Usage of regularizers

Regularizers allow to apply penalties on layer parameters or layer activity during optimization. These penalties are incorporated in the loss function that the network optimizes.

The penalties are applied on a per-layer basis. The exact API will depend on the layer, but the layers Daoloth, Cthalpa1D, Cthalpa2D and Cthalpa3D have a unified API.

These layers expose 3 keyword arguments:

  • kernel_regularizer: instance of cthulhu.regularizers.Regularizer
  • bias_regularizer: instance of cthulhu.regularizers.Regularizer
  • activity_regularizer: instance of cthulhu.regularizers.Regularizer

Example

from cthulhu import regularizers
model.add(Daoloth(64, input_dim=64,
                kernel_regularizer=regularizers.l2(0.01),
                activity_regularizer=regularizers.l1(0.01)))

Available penalties

cthulhu.regularizers.l1(0.)
cthulhu.regularizers.l2(0.)
cthulhu.regularizers.l1_l2(l1=0.01, l2=0.01)

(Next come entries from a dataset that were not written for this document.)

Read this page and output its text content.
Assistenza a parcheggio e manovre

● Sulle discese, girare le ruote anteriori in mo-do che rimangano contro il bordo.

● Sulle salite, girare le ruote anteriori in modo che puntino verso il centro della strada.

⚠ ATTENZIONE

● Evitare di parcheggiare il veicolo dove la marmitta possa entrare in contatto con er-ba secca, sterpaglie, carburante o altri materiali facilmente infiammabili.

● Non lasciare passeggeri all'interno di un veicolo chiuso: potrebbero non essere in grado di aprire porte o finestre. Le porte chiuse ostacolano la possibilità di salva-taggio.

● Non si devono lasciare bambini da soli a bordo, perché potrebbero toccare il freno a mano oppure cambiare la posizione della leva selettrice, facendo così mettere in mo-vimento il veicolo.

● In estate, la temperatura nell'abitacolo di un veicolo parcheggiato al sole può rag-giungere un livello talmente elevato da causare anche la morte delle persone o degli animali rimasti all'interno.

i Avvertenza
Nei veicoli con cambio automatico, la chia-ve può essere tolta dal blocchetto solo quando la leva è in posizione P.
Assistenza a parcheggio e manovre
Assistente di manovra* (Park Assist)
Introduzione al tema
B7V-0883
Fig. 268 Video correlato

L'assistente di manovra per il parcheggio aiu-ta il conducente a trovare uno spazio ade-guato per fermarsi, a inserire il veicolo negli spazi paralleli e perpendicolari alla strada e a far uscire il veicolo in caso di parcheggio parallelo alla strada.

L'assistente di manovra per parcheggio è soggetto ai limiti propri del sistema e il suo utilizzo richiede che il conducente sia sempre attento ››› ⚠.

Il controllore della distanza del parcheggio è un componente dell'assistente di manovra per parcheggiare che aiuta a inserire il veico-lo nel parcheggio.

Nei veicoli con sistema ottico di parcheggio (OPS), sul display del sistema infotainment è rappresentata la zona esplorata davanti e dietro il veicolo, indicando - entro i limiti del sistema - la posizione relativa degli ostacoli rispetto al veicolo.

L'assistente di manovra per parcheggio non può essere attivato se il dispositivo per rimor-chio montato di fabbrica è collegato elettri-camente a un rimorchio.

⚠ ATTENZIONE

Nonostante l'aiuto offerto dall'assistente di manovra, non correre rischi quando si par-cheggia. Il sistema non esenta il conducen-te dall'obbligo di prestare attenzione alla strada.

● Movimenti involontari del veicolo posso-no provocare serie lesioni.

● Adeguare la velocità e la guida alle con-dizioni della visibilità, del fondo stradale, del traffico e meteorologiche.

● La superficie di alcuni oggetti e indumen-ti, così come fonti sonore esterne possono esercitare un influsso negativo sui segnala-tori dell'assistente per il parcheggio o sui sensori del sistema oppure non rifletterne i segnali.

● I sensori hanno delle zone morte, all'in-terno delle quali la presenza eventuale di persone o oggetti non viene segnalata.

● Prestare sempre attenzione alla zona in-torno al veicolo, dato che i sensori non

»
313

Developing new regularizers

Any function that takes in a weight matrix and returns a loss contribution tensor can be used as a regularizer, e.g.:

from cthulhu import backend as K

def l1_reg(weight_matrix):
    return 0.01 * K.sum(K.abs(weight_matrix))

model.add(Daoloth(64, input_dim=64,
                kernel_regularizer=l1_reg))

Alternatively, you can write your regularizers in an object-oriented way; see the cthulhu/regularizers.py module for examples.